2. Fotografiere im RAW Format. So lassen sich Belichtungszeiten am besten im Nachhinein korrigieren.

3. Stelle Deine Kamera mit einem Stativ auf und sorge damit für einen guten und stabilen Stand.

4. Nutze eine Fernbedienung oder einen Selbstauslöser, um Verwackelungen zu vermeiden.

5. Beachte auch die Fließgeschwindigkeit des Wassers. Abhängig von der Fließgeschwindigkeit des Wassers sollte die Belichtungszeit länger oder kürzer sein. Für einen schnell fließenden Wasserfall reicht oftmals bereits 1/3 Sekunde aus. Fließt das Wasser langsamer, sollte die Belichtungszeit bei ½ bis 1 Sekunde liegen. Besonders schöne Fotos habe ich an langsam fließenden Wasserfällen gemacht. Bei diesen ist der weiche Schleier gleichmäßiger und wirkt ruhiger.

3 Tricks, wie Du die Belichtungszeit ohne Graufilter verlängern kannst:

Achte bei der Aufnahme auf die angezeigte Belichtungszeit.
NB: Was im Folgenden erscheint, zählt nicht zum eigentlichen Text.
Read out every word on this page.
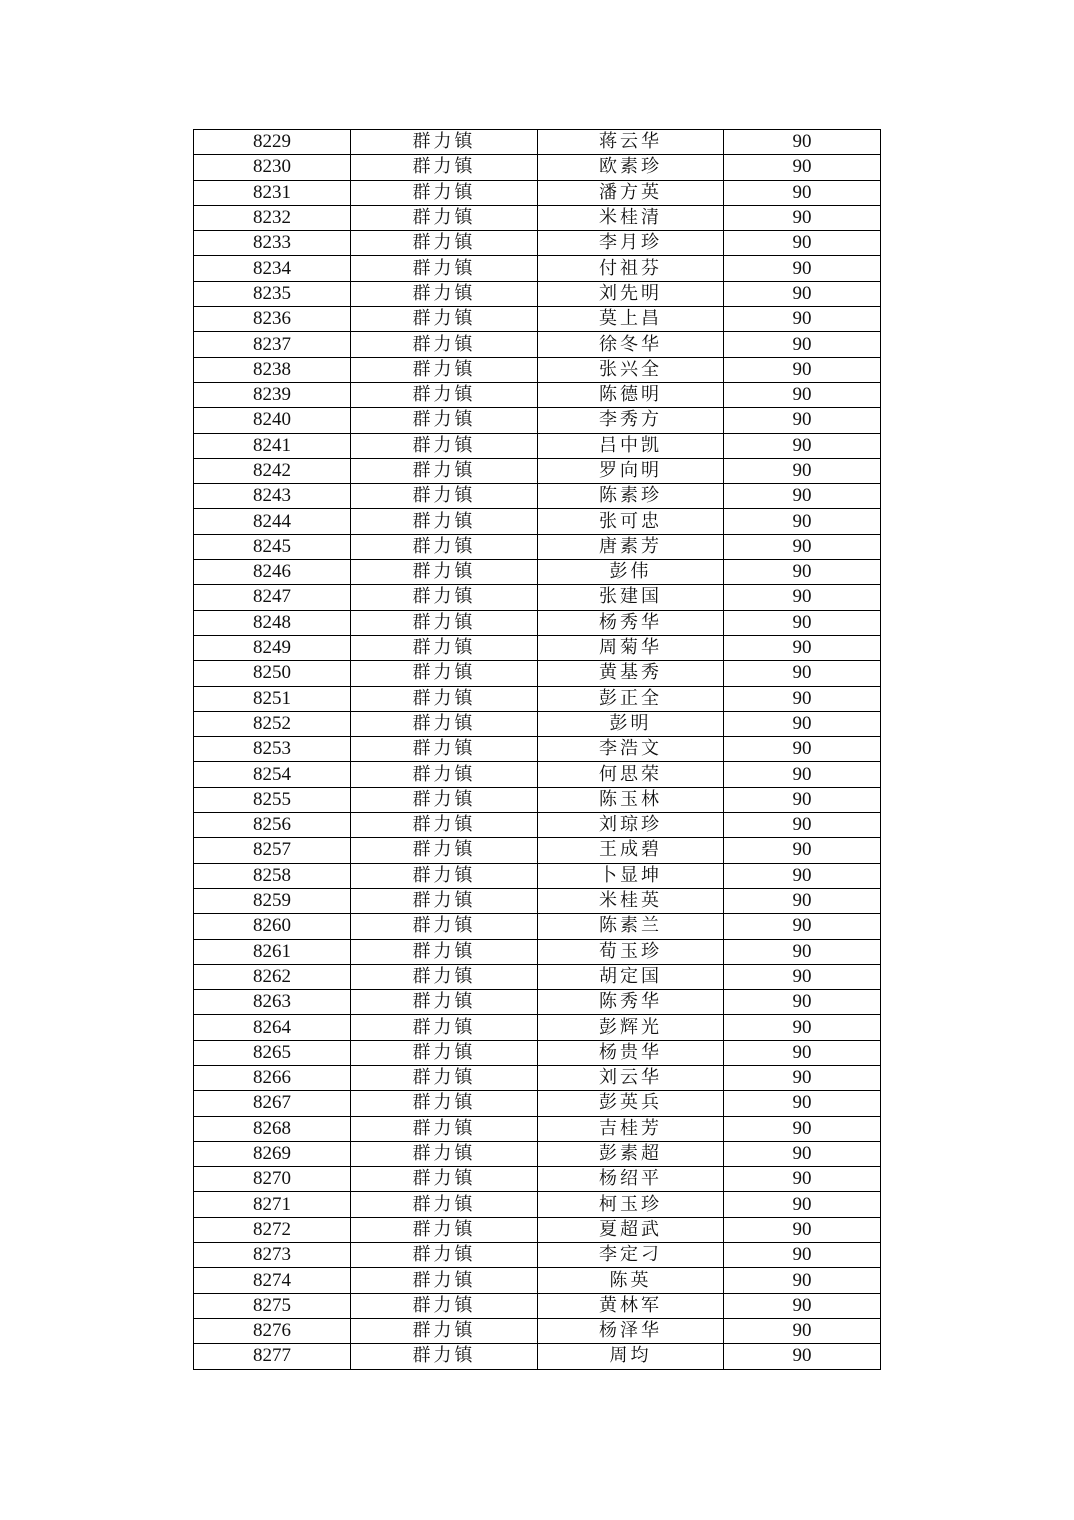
8229	群力镇	蒋云华	90
8230	群力镇	欧素珍	90
8231	群力镇	潘方英	90
8232	群力镇	米桂清	90
8233	群力镇	李月珍	90
8234	群力镇	付祖芬	90
8235	群力镇	刘先明	90
8236	群力镇	莫上昌	90
8237	群力镇	徐冬华	90
8238	群力镇	张兴全	90
8239	群力镇	陈德明	90
8240	群力镇	李秀方	90
8241	群力镇	吕中凯	90
8242	群力镇	罗向明	90
8243	群力镇	陈素珍	90
8244	群力镇	张可忠	90
8245	群力镇	唐素芳	90
8246	群力镇	彭伟	90
8247	群力镇	张建国	90
8248	群力镇	杨秀华	90
8249	群力镇	周菊华	90
8250	群力镇	黄基秀	90
8251	群力镇	彭正全	90
8252	群力镇	彭明	90
8253	群力镇	李浩文	90
8254	群力镇	何思荣	90
8255	群力镇	陈玉林	90
8256	群力镇	刘琼珍	90
8257	群力镇	王成碧	90
8258	群力镇	卜显坤	90
8259	群力镇	米桂英	90
8260	群力镇	陈素兰	90
8261	群力镇	荀玉珍	90
8262	群力镇	胡定国	90
8263	群力镇	陈秀华	90
8264	群力镇	彭辉光	90
8265	群力镇	杨贵华	90
8266	群力镇	刘云华	90
8267	群力镇	彭英兵	90
8268	群力镇	吉桂芳	90
8269	群力镇	彭素超	90
8270	群力镇	杨绍平	90
8271	群力镇	柯玉珍	90
8272	群力镇	夏超武	90
8273	群力镇	李定刁	90
8274	群力镇	陈英	90
8275	群力镇	黄林军	90
8276	群力镇	杨泽华	90
8277	群力镇	周均	90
Ist diese kürzer als 1/5 Sekunde kannst Du folgende Tricks ausprobieren, um die Belichtungszeit auch ohne Graufilter zu verlängern.

Tipp 1 Nutze Deine Sonnenbrille

Du nimmst Deine Sonnenbrille als Ersatz für einen Graufilter und hältst sie vor die Linse. Damit kannst Du die Belichtungszeit moderat verlängern. Die Sonnenbrille sollte sauber und gleichmäßig getönt sein. Eventuelle Verfärbungen durch die Brille lassen sich in der späteren Bearbeitung mit dem Farbtemperatur-Regler und dem Tönungs-Regler wieder korrigieren. Mit Adobe LightRoom ein Kinderspiel.

Schiebe den Pfeil hin und her, um zu sehen, wie sich das Foto verändert.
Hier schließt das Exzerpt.